Back to the post #42. I alluded, if the timing light incorrectly triggers on the start of dwell instead of the ignition event timing could appear advanced, and advancing with RPM.

I did some estimates, based on two RPMs, and a fixed dwell of 2.5 ms. The dwell on HEI strives to charge the coil to a peak current value. The inductance of the coil is in the relationship, for how long it takes to reach the peak current. More inductance, longer time. The 2.5 ms is an estimate, the actual number might be between 2 and 4ms.

At 700 RPM the time between cylinder events can be calculated. First calculate the frequency of spark events. There are four spark events per engine rotation, so 700 x 4 is 2800 spark events per minute. By dividing by 60, the frequency is 46.7 Hz (cycles per second). Time is the inverse of frequency, so 1 divided by 46.7 is 21.4 ms. So the engine rotates 90 degrees in 0.0214 s. I suppose you wonder about 90 degrees? one revolution is 360, there are 4 ignition events .... 360/4 = 90. So back to the top. What if the timing light triggered on the start of dwell, that happens 2.5 ms earlier? That can be estimated, 90 x 2.5/21.4 = 10.5 degrees advanced from ignition event, as seen by light. So what happens at 2500 RPM? 90 degrees rotation is 6 ms, so 90 x 2.5/6 = 37.5 degrees. When timings are compared at 700 vs 2500 there is a difference of 27 degrees. That is what appears, but these estimates are for the condition that ignition event timing is fixed.

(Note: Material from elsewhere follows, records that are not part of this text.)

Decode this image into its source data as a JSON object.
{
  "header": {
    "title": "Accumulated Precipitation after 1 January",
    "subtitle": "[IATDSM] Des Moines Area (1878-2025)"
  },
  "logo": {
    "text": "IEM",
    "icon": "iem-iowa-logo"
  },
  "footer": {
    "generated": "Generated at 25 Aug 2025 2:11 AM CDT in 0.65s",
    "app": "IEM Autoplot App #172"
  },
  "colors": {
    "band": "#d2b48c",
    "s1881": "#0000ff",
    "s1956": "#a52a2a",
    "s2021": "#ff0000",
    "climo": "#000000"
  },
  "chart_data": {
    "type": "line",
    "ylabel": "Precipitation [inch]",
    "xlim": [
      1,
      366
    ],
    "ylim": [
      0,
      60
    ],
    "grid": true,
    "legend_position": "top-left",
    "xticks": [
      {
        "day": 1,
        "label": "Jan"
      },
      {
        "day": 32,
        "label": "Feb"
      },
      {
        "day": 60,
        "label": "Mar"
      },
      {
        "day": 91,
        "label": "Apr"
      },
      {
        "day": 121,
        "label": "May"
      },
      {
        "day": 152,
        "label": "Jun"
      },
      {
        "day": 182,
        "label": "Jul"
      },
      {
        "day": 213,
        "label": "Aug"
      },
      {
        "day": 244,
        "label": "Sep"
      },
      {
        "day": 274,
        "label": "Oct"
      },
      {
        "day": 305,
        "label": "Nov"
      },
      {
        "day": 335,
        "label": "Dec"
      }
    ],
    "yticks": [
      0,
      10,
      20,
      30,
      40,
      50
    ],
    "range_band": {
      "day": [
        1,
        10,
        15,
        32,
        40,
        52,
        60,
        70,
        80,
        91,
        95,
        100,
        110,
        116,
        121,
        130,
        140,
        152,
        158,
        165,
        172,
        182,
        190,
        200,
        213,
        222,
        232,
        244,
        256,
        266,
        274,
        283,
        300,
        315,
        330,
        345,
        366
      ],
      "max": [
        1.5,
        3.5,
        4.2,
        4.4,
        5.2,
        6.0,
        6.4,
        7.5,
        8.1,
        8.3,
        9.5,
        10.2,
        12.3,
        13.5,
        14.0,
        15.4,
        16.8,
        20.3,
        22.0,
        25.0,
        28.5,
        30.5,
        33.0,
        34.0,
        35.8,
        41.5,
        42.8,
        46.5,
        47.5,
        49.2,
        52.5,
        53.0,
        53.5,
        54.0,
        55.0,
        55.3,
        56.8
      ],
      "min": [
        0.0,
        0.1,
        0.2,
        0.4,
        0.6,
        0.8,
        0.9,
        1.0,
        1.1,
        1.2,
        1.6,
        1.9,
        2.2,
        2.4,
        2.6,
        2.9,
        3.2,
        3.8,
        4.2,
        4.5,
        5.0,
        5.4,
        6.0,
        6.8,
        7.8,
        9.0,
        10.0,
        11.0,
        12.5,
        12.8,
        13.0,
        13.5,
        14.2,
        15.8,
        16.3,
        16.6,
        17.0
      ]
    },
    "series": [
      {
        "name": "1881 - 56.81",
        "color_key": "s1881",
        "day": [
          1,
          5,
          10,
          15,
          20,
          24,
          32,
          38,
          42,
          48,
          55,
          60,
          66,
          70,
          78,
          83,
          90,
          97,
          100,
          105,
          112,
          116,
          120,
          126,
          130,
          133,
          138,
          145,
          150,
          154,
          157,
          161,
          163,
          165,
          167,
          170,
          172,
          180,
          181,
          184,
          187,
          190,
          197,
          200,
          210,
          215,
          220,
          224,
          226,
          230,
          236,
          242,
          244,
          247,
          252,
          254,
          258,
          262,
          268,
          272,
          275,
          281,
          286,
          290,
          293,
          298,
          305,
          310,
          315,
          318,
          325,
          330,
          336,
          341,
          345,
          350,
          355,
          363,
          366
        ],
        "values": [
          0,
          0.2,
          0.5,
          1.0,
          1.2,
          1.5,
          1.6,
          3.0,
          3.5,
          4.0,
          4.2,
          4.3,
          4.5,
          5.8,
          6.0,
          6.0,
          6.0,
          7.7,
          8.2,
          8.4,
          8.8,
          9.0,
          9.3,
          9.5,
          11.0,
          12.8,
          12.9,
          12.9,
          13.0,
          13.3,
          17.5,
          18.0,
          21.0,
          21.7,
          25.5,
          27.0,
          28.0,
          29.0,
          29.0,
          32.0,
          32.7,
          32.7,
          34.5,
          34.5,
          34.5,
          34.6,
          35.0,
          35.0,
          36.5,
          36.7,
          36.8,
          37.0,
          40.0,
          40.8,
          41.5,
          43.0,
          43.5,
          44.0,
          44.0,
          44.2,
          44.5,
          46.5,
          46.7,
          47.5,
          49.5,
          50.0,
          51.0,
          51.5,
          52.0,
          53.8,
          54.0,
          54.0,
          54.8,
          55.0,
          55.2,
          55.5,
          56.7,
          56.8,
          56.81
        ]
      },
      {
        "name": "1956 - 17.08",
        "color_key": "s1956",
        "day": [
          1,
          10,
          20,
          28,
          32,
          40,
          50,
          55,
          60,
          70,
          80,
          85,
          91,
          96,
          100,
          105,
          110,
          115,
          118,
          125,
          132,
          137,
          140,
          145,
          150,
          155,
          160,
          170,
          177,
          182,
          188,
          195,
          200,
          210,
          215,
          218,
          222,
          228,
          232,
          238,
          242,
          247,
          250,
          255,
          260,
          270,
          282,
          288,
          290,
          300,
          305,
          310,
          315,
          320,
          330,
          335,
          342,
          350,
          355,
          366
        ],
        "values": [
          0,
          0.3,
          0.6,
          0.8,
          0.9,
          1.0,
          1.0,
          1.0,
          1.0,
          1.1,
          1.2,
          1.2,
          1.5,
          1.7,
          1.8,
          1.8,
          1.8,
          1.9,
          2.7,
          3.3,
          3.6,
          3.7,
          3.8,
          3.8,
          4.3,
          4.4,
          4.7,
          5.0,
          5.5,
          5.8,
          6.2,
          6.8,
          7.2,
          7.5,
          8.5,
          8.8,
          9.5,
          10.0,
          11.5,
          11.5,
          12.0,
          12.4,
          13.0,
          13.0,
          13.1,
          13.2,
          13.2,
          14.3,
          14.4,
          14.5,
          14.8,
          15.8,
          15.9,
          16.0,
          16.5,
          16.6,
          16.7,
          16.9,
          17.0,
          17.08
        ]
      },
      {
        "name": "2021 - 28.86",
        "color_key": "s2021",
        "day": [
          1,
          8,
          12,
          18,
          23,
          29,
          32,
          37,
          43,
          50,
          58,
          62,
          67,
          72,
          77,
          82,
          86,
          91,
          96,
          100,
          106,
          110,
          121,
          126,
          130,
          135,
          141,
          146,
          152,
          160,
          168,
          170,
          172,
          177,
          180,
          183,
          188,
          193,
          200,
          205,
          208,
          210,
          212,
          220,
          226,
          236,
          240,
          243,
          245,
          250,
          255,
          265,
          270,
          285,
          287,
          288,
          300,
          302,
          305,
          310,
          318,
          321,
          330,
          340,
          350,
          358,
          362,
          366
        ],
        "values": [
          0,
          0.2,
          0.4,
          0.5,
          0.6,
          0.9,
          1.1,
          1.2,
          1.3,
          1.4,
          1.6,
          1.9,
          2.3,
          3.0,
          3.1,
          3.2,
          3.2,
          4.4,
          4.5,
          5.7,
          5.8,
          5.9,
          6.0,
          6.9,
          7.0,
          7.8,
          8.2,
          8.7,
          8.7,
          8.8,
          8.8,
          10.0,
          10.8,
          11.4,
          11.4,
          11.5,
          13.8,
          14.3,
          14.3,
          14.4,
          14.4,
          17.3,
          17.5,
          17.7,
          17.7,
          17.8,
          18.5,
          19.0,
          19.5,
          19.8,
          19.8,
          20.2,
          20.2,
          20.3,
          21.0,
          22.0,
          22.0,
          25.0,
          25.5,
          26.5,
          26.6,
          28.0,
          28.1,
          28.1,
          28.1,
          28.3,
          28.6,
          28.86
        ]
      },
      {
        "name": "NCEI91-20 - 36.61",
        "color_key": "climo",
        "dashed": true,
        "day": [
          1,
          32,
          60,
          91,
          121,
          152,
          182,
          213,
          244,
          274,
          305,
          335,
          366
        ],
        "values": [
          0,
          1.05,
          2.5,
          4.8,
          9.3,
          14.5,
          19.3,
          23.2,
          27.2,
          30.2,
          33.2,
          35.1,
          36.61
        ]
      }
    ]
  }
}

If timing appears wrong, and timing is adjusted to that, by the light, the engine may really run poorly..... Some of us might guess what is up, by cracking the throttle, and listen what happens.

So possibilities for false trigger, could be timing light clamp probe polarity, or ignition coil wiring incorrec

Why might the Mopar ignition be different? It may have been wired correctly. Or because it does not use active dwell control. It uses a ballast resistor, the dwell period is long, and energy wasting.